Возможно, так оно и было, ведь нечистый, стоит его только помянуть, тут как тут. Сытые вороные повернули головы в одну, в другую сторону, потом остановились, чуть не ткнувшись мордами в первый ряд, в котором шли Криш, Марч, Гач и Юкум. Кучер побагровел, как и его господин. Надо полагать, что от крика рот у него разъехался до ушей, но из-за большой бороды это не было видно.
— Дорогу, рвань этакая, коли господа едут! Тащатся, ровно бараны!

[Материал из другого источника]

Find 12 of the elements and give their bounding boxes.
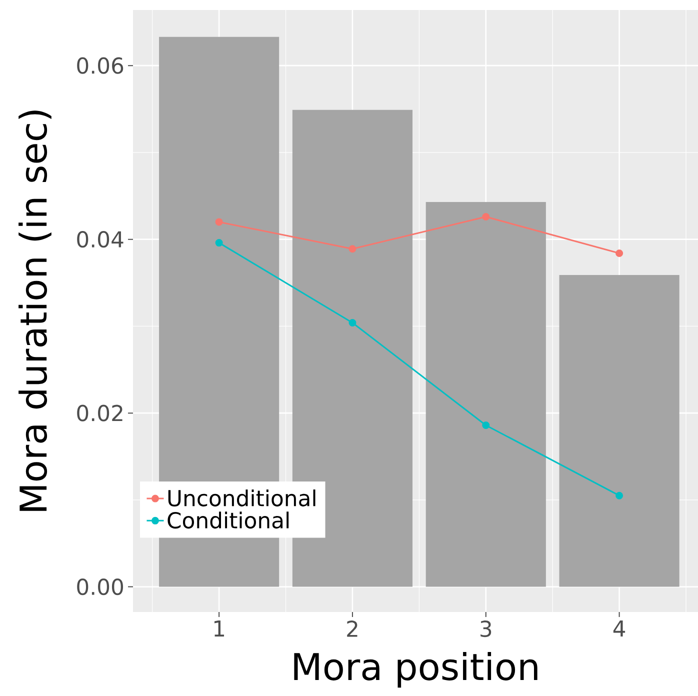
- x-tick-label: 3: [480, 620, 492, 638]
- y-tick-label: 0.04: [77, 231, 124, 248]
- x-tick-label: 2: [347, 620, 358, 637]
- x-axis-title: Mora position: [294, 652, 538, 688]
- legend-label: Unconditional: [168, 489, 316, 506]
- y-tick-label: 0.06: [77, 57, 124, 74]
- x-tick-label: 1: [214, 620, 224, 636]
- legend-label: Conditional: [168, 512, 289, 529]
- y-axis-title: Mora duration (in sec): [18, 110, 52, 511]
- y-tick-label: 0.02: [77, 404, 122, 422]
- x-tick-label: 4: [613, 620, 626, 636]
- y-tick-label: 0.00: [77, 578, 124, 596]
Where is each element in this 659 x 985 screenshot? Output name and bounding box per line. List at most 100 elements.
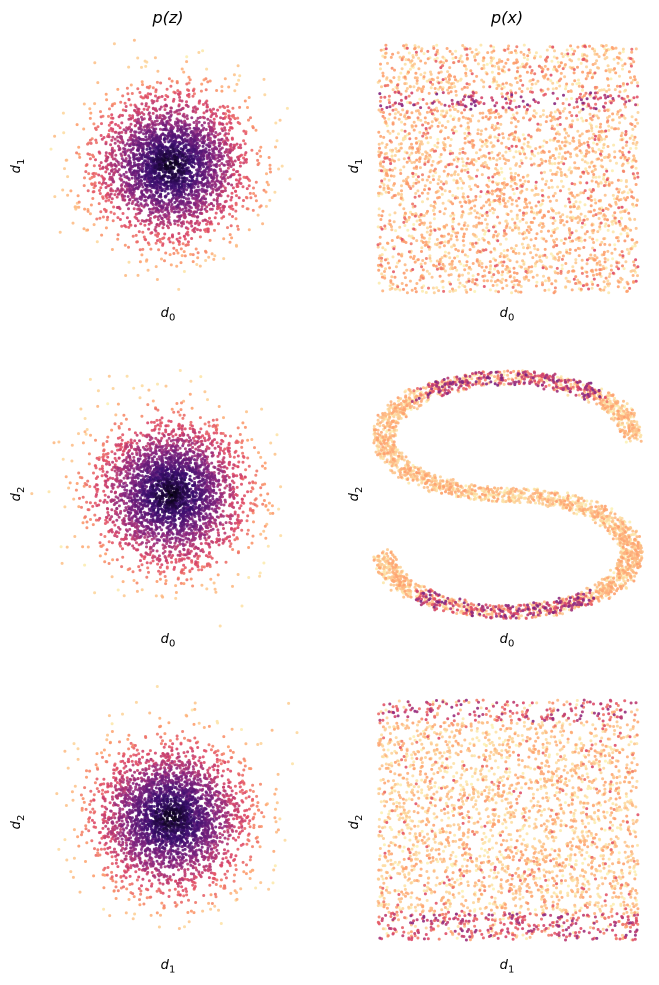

Болотненские уже жались к обочине, да и лиственские струхнули, но пока что выжидали — что станут делать сосновцы. Эка уже очутился по ту сторону канавы, Тенис старался спрятать мушкет за спину Клава, будто украл оружие или нес его с каким-то злым умыслом. Остальные, кинув взгляд на Мартыня, не шевельнулись. А он, сверкая глазами, уже спешил сюда из задних рядов.

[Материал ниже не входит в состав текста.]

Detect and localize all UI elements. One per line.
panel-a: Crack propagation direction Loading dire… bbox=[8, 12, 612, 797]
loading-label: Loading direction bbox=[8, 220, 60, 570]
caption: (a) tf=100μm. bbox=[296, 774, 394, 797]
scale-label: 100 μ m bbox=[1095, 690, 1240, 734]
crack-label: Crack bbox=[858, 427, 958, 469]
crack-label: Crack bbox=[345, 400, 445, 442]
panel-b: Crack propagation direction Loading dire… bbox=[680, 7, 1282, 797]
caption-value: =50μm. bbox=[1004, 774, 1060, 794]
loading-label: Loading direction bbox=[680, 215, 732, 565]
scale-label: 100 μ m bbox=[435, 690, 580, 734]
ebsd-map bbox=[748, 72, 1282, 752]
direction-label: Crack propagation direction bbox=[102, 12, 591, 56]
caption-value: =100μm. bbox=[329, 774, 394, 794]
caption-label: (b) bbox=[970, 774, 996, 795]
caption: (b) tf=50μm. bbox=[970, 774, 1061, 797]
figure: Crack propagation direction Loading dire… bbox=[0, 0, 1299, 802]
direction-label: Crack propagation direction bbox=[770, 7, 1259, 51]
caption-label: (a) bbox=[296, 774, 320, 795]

— Чего орешь, борода! Сам сворачивай, места хватит! Не видишь, что войско идет?
Верно, бородач так и поступил бы, во всяком случае он уже подтянул вожжи, и стычка закончилась бы более или менее мирно. Но все испортил второй бородач — сидевший в коляске. Лицо у него стало уже не бурым, а сизым; опираясь на узловатую палку, грузный, задыхающийся, он в безумном гневе выскочил из коляски. Голос его нимало не напоминал человеческий голос, скорее, это был рев разъяренного быка:
— Скоты! Псы! Падаль этакая! Я вас научу господ почитать!

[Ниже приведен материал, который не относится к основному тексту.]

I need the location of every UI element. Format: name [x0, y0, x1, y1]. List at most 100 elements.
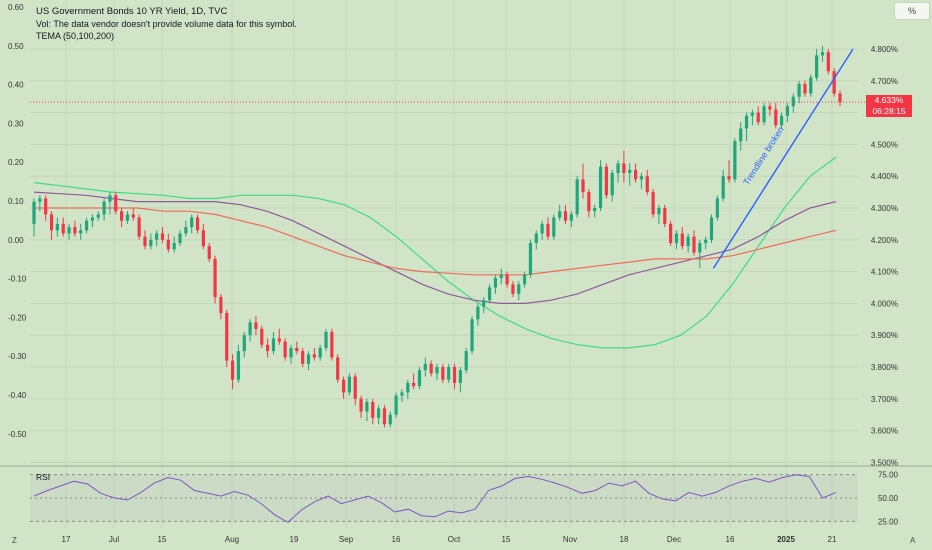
candle [528, 239, 533, 278]
candle [131, 208, 135, 221]
candle-body [511, 284, 515, 294]
candle-body [213, 258, 217, 298]
auto-scale-button[interactable]: A [910, 536, 916, 545]
candle [271, 332, 276, 355]
time-tick-label: 19 [290, 535, 299, 544]
candle-body [563, 211, 568, 221]
candle-body [423, 363, 427, 371]
candle-body [230, 360, 235, 380]
candle [593, 204, 597, 218]
candle [698, 239, 702, 269]
zoom-button[interactable]: Z [12, 536, 17, 545]
percent-label: % [907, 6, 916, 16]
candle-body [266, 344, 270, 352]
candle-body [709, 217, 714, 240]
candle [120, 208, 124, 228]
candle-body [277, 338, 281, 342]
candle [768, 103, 772, 116]
candle [429, 360, 433, 377]
trendline-broken-label: Trendline broken [741, 125, 786, 187]
candle [394, 392, 398, 418]
candle [645, 169, 649, 196]
candle [534, 230, 538, 250]
candle [540, 220, 544, 240]
candle-body [593, 208, 597, 212]
candle [283, 338, 287, 361]
candle [172, 236, 176, 253]
candle-body [645, 176, 649, 193]
candle [400, 389, 404, 402]
candle-body [166, 239, 170, 250]
time-tick-label: 15 [158, 535, 167, 544]
time-tick-label: Sep [339, 535, 354, 544]
rsi-levels: 75.00 50.00 25.00 [30, 471, 899, 526]
candle-body [102, 201, 106, 215]
candle-body [143, 236, 147, 247]
candle [32, 198, 36, 237]
time-tick-label: 16 [726, 535, 735, 544]
candle-body [388, 414, 392, 425]
candle-body [417, 370, 422, 387]
candle [785, 103, 790, 123]
candle-body [271, 338, 276, 352]
candle-body [774, 109, 778, 126]
candle [260, 325, 264, 348]
candle-body [155, 233, 159, 240]
candle-body [779, 115, 784, 126]
candle [160, 227, 165, 243]
current-price-tag: 4.633% 06:28:15 [866, 95, 912, 117]
candle [213, 255, 217, 304]
candle [499, 268, 503, 285]
candle-body [96, 214, 100, 218]
candle-body [295, 347, 299, 352]
candle-body [540, 223, 544, 234]
candle [376, 405, 381, 425]
candle [417, 367, 422, 390]
candle [266, 338, 270, 358]
candle [166, 233, 170, 253]
trendline[interactable] [712, 48, 854, 269]
candle-body [330, 332, 334, 358]
candle-body [160, 233, 165, 240]
rsi-line [33, 474, 837, 523]
price-tick-label: 4.800% [871, 45, 898, 54]
candle [38, 195, 42, 212]
percent-scale-button[interactable]: % [894, 2, 930, 20]
candle [604, 163, 608, 199]
candle-body [55, 223, 59, 231]
candle [750, 109, 754, 126]
candle-body [587, 192, 591, 212]
candle-body [721, 176, 725, 199]
candle-body [651, 192, 655, 215]
candle-body [552, 217, 556, 237]
candle [476, 303, 480, 326]
candle [482, 297, 486, 313]
candle-body [628, 169, 632, 174]
candle [622, 150, 626, 183]
candle [587, 188, 591, 218]
price-tick-label: 4.200% [871, 236, 898, 245]
candle-body [686, 236, 690, 247]
price-tick-label: 3.500% [871, 458, 898, 467]
candle [470, 316, 474, 355]
candle [412, 373, 416, 390]
candle-body [283, 341, 287, 358]
candle-body [750, 112, 754, 116]
candle [96, 211, 100, 221]
time-axis[interactable]: 17 Jul 15 Aug 19 Sep 16 Oct 15 Nov 18 Dec 16 2025 21 [62, 535, 837, 544]
candle-body [382, 408, 387, 425]
candle [575, 176, 579, 218]
left-tick-label: 0.10 [8, 197, 24, 206]
time-tick-label: 15 [502, 535, 511, 544]
price-tick-label: 3.900% [871, 331, 898, 340]
candle-body [797, 83, 801, 97]
rsi-title[interactable]: RSI [36, 472, 51, 482]
indicator-label[interactable]: TEMA (50,100,200) [36, 31, 115, 41]
candle-body [254, 322, 258, 329]
symbol-title[interactable]: US Government Bonds 10 YR Yield, 1D, TVC [36, 6, 228, 17]
candle [715, 195, 719, 221]
candle [79, 223, 83, 240]
candle-body [108, 195, 112, 202]
candle-body [581, 179, 585, 193]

Палка его взлетела над головой Мартыня. Но тут Криш, точно молодой олень, одним прыжком выскочил из рядов, приклад тяжелого мушкета грохнул по широкому лбу, тотчас же алая струя по носу хлынула в бороду, трость упала за спиной барина, руки скользнули вниз; барин потоптался так, будто кто-то выдергивал у него землю из-под ног, потом повалился на коляску. Удар был не смертельный, только оглушило. Стычка и сейчас еще могла закончиться на этом, потому что кузнец так же быстро приладил обратно меч, как и выхватил его. Но на этот раз безумцем, полезшим на рожон, оказался кучер. Отчасти сказалась выучка ладно вымуштрованного господского кнутобоя, отчасти просто потому, что ополоумел с перепугу. Кнут свистнул в воздухе, конец его, с завязанным узлом резко обернулся вокруг шеи Криша. Тот громко вскрикнул. Крик его, точно искра, попавшая в порох, мгновенно потряс всех сосновцев и добрую половину лиственцев. Люди гурьбой навалились на господскую коляску, за ноги стащили наземь рыжебородого, схватили его не то шесть, не то восемь пар рук. Кучер перелетел через головы и шмякнулся на покрытый жидкой грязью гравий. Поначалу он упал навзничь, потом вверх тормашками и еще раз навзничь — его толкали, пинали, кто-то выдернул у него из штанов рубаху, завернул на голову, другой стянул штаны, у Клава в руках уже очутился кнут. Засвистел он совсем не так, как когда обвился вокруг шеи Криша; кучер вопил истошным голосом. Слуга все это время сидел белый словно мел, а тут взвился, как подкинутый, соскочил с козел, махнул через канаву и припустил по полю такими скачками, что иная собака, будь у нее ноги покороче, и не догнала бы его. У мамзельки, забившейся в угол коляски, глаза округлились, как у курицы, рот широко раскрылся; следуя примеру слуги, выпорхнула и она, перепрыгнула через канаву, пробежала немножко, споткнулась в овсах, запутавшись в своих юбках, растянулась и заскулила. Двое мужиков за шиворот стащили барина с дороги и перекинули через канаву, так что ноги остались на дне ее, а голова на том краю. Двое других так же оттащили кучера и бросили рядом с барином. Увлеченные борьбой, подскочили и те, кто еще не успел в ней участвовать, и, выхватив мечи, направились к этой проученной двоице, чтобы ее прикончить. Но вожак твердо встал на пути, и во всем его облике и голосе было что-то такое, чего нельзя не послушаться.